Rarely are sewing machines, sex and tax ever mentioned in the same context, but John Avery Jones managed to weave these apparently unconnected topics together in a fascinating and entertaining talk entitled “Seven appeals and an acquittal”.

The subject of his talk was the Singer family and their tax cases. There were eight cases in total, five of which were appealed to the Court of Appeal and two to the House of Lords. The best known cases is Williams v Singer (1920) 7 TC 387, in which the family was described as one “which has done much to elucidate the law of Income Tax in England by its struggles to pay no more than the amount that it justly ought to pay”. In the course of the evening John managed to give an outline of the tax system in the UK between 1911 and 1920 and an overview of the cases (most of which the taxpayers won on technicalities), as well as an introduction to the main protagonists and consideration of why a family that was so incredibly wealthy might have taken so many tax cases.

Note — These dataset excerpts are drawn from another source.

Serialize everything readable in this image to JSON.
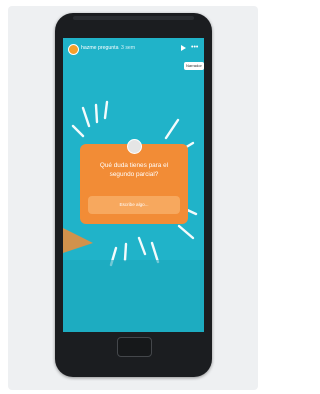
{
  "story": {
    "username": "hazme pregunta",
    "time": "3 sem",
    "notif_label": "Narrador"
  },
  "question_card": {
    "question": "Qué duda tienes para el segundo parcial?",
    "answer_placeholder": "Escribe algo..."
  },
  "icons": {
    "play": "play-icon",
    "more": "more-icon",
    "avatar": "avatar",
    "home": "home-button"
  },
  "colors": {
    "screen_bg": "#20b3c9",
    "card_bg": "#f28c36",
    "phone_body": "#1b1d20"
  }
}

The cases themselves were interesting, as was John’s potted history of the Singer family and, in particular, the background of the taxpayers involved. Isaac Singer, the inventor of the Singer sewing machine, was not only extremely wealthy as a result of his invention, but also had a complicated private life, leaving on his death 22 surviving children. It was four children of his second marriage, Mortimer, Washington, Winaretta and Paris, who were the main characters in the cases. They were all interesting individuals. Mortimer and Washington were philanthropists, landowners and racehorse breeders. Paris was also a philanthropist, had an affair with Isadora Duncan and, as a reaction to the Revenue’s litigation, emigrated to the US. Winaretta was probably the most colourful; as Princesse de Polignac she was a noted patron of the arts, and also a key figure in the tax litigation.

What is fascinating is why the siblings entered into lengthy and expensive tax litigation. John’s view was that the size of the assessments, coupled with the deteriorating tax landscape at the time, meant that they were unlikely to accept a situation where they felt that the Inland Revenue were being unreasonable. It also has to be remembered that for the family the cost of taking the cases were little more than petty cash. More detail on these cases can be found in John’s article “Seven appeals and an acquittal: the Singer family and their tax cases” [2008] BTR 56.